L’histoire de Scout, une jeune fille de 8 ans dans l’Alabama des années 1930, a fait vendre près de 40 millions de copies de Ne tirez pas sur l’oiseau moqueur à travers le monde. Un succès qui propulse son auteure, Harper Lee, au devant de la scène littéraire et lui fait obtenir le tant convoité prix Pulitzer en 1961. « Notre livre national », l’avait qualifié la star de la télévision américaine Oprah Winfrey. Lorsque Harper Lee publie son livre en 1960, a révolution est déjà en marche aux États-Unis. L’année marque par exemple le premier « sit-in » d’étudiants noirs en Caroline du Nord, mais aussi la création du Ku Klux Klan. Le racisme est donc un sujet brûlant, et c’est précisément celui dont Harper Lee a décidé de parler. 

To Kill a Mockingbird, titre originel du livre, connait un succès rare en librairie, dès sa sortie. L’histoire se situe à Maycomb, Alabama, dans les années 1930, théâtre de la ségrégation au coeur d’une Amérique sudiste raciste et emplie de préjugés. Une histoire racontée par Scout, jeune fille de 8 ans, qui refuse avec vigueur le racisme ambiant. Quand son père, l’avocat Atticus Finch, accepte de défendre un homme noir accusé du viol d’une femme blanche, son destin va radicalement changer. Un destin qui rappelle d’ailleurs celui de l’auteur puisque Harper Lee est elle-même originaire de l’Alabama, elle qui est née et a fini sa vie à Monroeville. 

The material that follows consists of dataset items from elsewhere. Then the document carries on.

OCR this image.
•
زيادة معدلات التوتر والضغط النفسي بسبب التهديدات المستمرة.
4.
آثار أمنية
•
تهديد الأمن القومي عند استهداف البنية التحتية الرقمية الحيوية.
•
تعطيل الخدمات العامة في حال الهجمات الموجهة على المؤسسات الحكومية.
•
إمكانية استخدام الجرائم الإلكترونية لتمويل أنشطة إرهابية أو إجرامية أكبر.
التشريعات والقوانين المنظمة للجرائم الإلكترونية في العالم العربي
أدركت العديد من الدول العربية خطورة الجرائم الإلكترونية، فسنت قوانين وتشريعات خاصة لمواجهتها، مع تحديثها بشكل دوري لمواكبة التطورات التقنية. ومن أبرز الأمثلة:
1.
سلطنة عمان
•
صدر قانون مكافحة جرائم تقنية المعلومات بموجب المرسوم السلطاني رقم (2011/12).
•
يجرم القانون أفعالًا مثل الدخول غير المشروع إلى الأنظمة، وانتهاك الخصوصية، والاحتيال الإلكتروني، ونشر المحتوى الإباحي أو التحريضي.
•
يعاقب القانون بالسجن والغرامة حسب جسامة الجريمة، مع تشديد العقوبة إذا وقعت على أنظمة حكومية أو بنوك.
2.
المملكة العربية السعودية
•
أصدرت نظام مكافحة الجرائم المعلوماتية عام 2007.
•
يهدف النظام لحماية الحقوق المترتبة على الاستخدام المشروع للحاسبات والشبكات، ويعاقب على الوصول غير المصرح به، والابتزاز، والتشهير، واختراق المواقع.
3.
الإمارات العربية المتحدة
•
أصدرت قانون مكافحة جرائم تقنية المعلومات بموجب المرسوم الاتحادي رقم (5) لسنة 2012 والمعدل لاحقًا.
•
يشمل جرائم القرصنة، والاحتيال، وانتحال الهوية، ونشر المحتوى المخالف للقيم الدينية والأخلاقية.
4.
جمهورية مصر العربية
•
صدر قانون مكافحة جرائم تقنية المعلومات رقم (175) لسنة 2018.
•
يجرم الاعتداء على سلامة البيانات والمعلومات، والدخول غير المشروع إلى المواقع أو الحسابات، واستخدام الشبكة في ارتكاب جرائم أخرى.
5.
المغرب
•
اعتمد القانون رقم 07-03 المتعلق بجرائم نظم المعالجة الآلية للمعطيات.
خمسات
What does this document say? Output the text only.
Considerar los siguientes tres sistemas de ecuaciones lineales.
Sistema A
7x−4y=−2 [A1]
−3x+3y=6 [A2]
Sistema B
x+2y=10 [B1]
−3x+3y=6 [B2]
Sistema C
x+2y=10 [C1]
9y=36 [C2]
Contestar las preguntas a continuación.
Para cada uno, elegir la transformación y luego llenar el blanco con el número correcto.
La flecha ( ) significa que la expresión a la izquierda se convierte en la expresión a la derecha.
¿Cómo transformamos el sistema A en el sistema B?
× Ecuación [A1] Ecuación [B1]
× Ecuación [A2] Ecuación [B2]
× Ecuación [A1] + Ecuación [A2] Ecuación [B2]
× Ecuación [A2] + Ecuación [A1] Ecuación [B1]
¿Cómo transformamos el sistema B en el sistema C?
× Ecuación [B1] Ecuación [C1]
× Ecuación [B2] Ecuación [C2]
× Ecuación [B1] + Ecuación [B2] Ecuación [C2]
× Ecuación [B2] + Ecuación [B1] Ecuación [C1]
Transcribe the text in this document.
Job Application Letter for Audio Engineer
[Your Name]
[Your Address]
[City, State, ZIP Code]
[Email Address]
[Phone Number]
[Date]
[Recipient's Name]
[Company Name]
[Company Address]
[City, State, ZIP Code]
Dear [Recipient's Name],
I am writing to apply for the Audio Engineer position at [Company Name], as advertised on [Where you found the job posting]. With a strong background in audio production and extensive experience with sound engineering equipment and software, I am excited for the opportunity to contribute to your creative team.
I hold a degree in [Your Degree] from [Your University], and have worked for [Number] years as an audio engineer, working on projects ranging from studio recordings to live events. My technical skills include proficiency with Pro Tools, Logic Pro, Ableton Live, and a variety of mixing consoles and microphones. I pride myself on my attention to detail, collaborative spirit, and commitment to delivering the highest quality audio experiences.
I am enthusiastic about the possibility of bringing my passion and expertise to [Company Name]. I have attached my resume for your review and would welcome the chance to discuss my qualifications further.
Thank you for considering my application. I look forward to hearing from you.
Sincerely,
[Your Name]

Un livre aux aspects autobiographiques

Si le livre n’est pas une autobiographie, il présente néanmoins de nombreuses similitudes avec la vie de son auteure. Plusieurs personnages sont ainsi inspirés de son enfance, notamment Finch, qui est avocat tout comme le père de Lee, qui a lui-même défendu deux hommes noirs accusés de meurtre. Le personnage de Dill est quant à lui inspiré de l’ami d’enfance de l’écrivaine, qui n’était autre que Truman Capote. Originaires de la même ville, l’auteur de Diamants sur canapé va beaucoup encourager Lee dans l’écriture. Celle-ci va lui être une grande aide pour son roman De sang-froid. Harper Lee va l’aider dans ses recherches, l’accompagner dans ses voyages, l’encourager… Capote va alors lui dédier le roman. Comme quoi, l’entraide et l’inspiration entre écrivains est primordiale. 

Silence médiatique

Après l’incroyable succès de ce premier roman, Harper Lee va entrer dans un silence de cinquante cinq ans. Elle devient la femme d’un seul livre, d’un inédit, comme si le succès écrasant de son premier ouvrage était déjà trop. Quelques articles et essais paraîtront sous sa signature, notamment dans le magazine Vogue, mais sa discrétion médiatique reste de taille. Lee ne donne plus d’interviews depuis 1964… Et pourtant les rumeurs fusent. On parle d’un nouveau livre, ou de plusieurs romans non publiés, ou encore d’ouvrages parus sous pseudonyme. C’est finalement à la surprise générale qu’est annoncée la sortie d’un nouveau roman, qui a pour titre Go set a watchman, en janvier 2015. 


Une suite controversée

Le roman, écrit dans les années 1950 mais jusqu’à présent jamais publié, reprend la même héroïne que le premier, Scout. Le manuscrit aurait été redécouvert par la nouvelle avocate de l’auteur dans un coffre-fort, à côté de celui du premier roman. L’ouvrage, paru à l’été 2015, fait polémique, et l’on se demande si Harper Lee, affaiblie par un AVC en 2007 et par la mort de sa soeur, a vraiment eu son mot à dire quand à sa publication, cinquante-cinq après le premier. 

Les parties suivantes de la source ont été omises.